T51A-4569:
Depth Limits of Slow Slip Events at the Japan Trench: Insights from Friction Experiments under In-Situ Conditions

Friday, 19 December 2014
Michiyo Sawai1, Andre R Niemeijer2, Takehiro Hirose3 and Christopher James Spiers2, (1)Hiroshima University, Higashi-Hiroshima, Japan, (2)Utrecht University, Utrecht, Netherlands, (3)JAMSTEC, Kochi Institute for Core Sample Research, Nankoku City, Kochi, Japan
Abstract:
Episodic tremor and slip occurred just before the 2011 Tohoku-oki earthquake on a shallow portion (less than 20 km depth) in the Tohoku subduction zone (Ito et al., 2013). The area where slow slip occurred overlapped with the seismogenic zone. To understand such diverse slip behaviour around the Japan Trench, not only the major earthquakes but also the slow slip events, it is essential to reveal the frictional properties of rocks distributed at the Tohoku subduction zone. We thus conducted friction experiments using a rotary shear apparatus on smectite-rich pelagic sediments retrieved from the plate-boundary thrust during IODP Expedition 343. The sediments were disaggregated and simulated gouges were then sheared at temperatures of 20-200oC, an effective normal stress of 50 MPa and a pore fluid pressure of 50 MPa. We conducted velocity-stepping sequences (0.3 to 100 µm/s) to determine the rate and state parameter (a-b) and investigated the effects of temperature and slip rate on slip stability.
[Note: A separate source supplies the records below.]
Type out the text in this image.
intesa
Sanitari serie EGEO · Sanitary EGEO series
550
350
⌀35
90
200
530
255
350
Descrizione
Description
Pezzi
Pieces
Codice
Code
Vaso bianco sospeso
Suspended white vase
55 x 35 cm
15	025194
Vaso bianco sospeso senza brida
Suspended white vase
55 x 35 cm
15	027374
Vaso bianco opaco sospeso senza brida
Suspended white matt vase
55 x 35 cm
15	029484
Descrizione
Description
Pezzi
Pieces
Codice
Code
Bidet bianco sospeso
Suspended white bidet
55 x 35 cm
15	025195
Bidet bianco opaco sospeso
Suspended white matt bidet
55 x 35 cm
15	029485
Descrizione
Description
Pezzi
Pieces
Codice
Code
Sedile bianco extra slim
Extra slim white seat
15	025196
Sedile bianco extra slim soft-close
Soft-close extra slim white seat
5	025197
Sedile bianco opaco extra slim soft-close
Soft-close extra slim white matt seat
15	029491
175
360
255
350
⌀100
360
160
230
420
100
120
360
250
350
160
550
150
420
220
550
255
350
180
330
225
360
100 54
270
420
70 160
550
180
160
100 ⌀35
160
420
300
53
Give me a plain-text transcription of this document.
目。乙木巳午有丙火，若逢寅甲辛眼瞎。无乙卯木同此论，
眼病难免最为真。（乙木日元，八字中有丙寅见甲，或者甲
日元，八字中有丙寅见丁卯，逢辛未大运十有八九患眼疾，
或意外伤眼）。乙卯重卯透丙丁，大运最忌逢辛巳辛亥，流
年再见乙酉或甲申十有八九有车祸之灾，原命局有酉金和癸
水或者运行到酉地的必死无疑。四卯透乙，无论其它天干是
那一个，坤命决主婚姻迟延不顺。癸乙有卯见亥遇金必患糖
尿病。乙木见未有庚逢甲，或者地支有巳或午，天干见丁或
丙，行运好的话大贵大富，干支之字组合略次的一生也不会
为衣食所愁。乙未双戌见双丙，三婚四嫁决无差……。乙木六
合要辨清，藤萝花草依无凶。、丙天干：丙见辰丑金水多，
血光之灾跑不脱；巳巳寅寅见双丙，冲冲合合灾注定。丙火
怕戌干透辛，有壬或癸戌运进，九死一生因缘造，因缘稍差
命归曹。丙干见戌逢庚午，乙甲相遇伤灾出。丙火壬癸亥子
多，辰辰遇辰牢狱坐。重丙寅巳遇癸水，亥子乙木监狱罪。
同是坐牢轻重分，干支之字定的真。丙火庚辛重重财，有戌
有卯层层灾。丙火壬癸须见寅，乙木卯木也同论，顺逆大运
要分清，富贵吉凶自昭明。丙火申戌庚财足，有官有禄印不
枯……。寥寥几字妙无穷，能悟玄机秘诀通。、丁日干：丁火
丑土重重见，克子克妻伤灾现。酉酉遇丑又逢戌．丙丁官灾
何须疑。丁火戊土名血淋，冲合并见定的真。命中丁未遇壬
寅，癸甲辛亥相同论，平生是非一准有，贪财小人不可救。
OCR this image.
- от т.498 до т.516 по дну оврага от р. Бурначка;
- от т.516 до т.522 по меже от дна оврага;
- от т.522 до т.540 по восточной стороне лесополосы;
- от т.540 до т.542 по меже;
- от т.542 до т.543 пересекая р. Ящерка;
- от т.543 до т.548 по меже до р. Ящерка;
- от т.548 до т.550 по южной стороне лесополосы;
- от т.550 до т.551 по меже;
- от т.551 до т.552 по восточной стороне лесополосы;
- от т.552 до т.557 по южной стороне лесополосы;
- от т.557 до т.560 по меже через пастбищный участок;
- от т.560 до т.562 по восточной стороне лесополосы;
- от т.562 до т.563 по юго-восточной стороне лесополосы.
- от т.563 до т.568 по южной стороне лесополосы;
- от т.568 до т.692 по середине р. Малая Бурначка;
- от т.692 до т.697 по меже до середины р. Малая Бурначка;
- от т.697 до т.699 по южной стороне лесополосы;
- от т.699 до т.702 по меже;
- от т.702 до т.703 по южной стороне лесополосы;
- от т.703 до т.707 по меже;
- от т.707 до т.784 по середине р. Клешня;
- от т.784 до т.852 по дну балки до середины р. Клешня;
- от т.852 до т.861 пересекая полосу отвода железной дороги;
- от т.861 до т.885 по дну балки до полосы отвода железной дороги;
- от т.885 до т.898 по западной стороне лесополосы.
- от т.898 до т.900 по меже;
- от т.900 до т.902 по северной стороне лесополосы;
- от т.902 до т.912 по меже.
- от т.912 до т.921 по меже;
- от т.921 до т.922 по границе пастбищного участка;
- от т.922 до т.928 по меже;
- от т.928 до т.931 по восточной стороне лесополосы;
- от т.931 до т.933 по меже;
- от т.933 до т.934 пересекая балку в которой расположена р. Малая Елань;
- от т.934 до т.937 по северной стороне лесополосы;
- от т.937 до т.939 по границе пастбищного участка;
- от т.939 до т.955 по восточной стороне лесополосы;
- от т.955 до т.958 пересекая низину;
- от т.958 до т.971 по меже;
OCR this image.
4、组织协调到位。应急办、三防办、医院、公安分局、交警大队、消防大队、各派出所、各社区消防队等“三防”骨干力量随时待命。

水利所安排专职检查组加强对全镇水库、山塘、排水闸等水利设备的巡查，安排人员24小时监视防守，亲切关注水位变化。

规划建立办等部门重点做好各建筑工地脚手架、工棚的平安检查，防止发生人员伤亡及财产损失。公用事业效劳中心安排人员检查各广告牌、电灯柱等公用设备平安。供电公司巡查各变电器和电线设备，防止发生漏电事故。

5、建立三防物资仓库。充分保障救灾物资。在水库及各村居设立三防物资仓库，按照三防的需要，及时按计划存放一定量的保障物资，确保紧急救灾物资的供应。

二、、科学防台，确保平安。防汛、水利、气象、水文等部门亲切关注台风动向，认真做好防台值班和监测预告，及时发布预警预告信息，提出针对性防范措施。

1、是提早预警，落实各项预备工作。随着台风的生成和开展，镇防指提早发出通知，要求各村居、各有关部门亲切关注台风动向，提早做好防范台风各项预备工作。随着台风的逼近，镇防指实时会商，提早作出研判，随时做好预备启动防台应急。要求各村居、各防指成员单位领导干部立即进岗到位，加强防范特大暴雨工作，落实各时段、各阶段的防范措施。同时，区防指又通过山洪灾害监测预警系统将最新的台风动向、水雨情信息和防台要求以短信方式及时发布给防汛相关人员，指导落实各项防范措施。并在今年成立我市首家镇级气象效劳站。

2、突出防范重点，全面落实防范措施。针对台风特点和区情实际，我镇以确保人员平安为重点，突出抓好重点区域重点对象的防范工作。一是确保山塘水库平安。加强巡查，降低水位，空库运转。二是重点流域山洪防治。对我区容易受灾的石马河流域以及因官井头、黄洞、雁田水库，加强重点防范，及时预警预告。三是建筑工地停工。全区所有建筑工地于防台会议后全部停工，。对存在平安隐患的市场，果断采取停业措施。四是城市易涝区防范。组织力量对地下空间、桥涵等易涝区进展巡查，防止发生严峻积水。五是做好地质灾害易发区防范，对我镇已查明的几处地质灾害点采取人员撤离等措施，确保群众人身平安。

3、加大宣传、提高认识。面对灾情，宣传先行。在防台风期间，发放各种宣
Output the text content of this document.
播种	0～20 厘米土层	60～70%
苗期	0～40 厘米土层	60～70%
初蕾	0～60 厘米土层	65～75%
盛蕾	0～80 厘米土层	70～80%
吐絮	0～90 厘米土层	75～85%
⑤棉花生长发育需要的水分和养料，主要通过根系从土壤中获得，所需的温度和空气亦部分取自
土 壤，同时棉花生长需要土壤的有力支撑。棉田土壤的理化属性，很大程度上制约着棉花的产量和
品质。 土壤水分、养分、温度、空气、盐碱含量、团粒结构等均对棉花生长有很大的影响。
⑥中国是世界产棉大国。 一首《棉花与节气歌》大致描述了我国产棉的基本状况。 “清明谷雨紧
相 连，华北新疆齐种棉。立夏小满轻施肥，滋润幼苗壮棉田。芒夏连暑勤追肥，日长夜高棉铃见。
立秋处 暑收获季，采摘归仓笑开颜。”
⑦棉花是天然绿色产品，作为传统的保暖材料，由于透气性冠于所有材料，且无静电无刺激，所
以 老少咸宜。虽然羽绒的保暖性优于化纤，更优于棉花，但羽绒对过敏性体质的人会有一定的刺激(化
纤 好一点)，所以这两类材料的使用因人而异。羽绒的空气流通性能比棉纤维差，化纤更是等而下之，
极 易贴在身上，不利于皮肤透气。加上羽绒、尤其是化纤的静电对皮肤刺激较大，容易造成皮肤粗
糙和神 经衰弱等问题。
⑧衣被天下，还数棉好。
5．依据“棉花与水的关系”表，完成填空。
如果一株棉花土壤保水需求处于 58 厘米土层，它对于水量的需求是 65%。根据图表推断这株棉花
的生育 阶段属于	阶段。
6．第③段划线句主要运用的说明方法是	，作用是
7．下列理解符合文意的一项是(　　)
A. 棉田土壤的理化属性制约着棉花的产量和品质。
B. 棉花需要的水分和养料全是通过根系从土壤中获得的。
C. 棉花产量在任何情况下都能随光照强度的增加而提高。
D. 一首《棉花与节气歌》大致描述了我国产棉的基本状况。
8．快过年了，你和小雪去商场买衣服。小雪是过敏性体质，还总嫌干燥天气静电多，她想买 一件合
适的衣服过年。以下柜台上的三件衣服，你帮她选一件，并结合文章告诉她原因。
Our results show that at low temperatures of 20 and 50oC, the simulated gouges exhibit negative values of (a-b) with a background friction coefficient of 0.38, except at the highest slip rate of 0.1 mm/s. However, the gouges show neutral to positive values of (a-b) at temperatures of >100oC with the same background friction coefficient as at lower temperatures. In addition, the value of parameter (a-b) depends significantly on slip rates: at temperatures of 20 and 50oC it increases from negative to neutral (or slightly positive at 20oC) with increasing slip rates to 0.1 mm/s, whereas it tends to decrease with increasing slip rate at temperatures higher than 100oC. The downdip temperature limit of the slow slip events at Japan Trench (Ito et al., 2013) seems to be in the range between 100 to 150oC. The transition in (a-b) value from neutral to positive, particularly at lower slip rates, occurs at the same temperature range. Hence, this could correspond to the observed downdip limit of the slow slip events. Furthermore, at the lowest temperature of 20oC this transition also occurs, but with increasing slip rate. This frictional property may thus inhibit further slip acceleration even if the slip commences, and could thus represent the upper limit of slow slip events at the shallow portion of the plate boundary.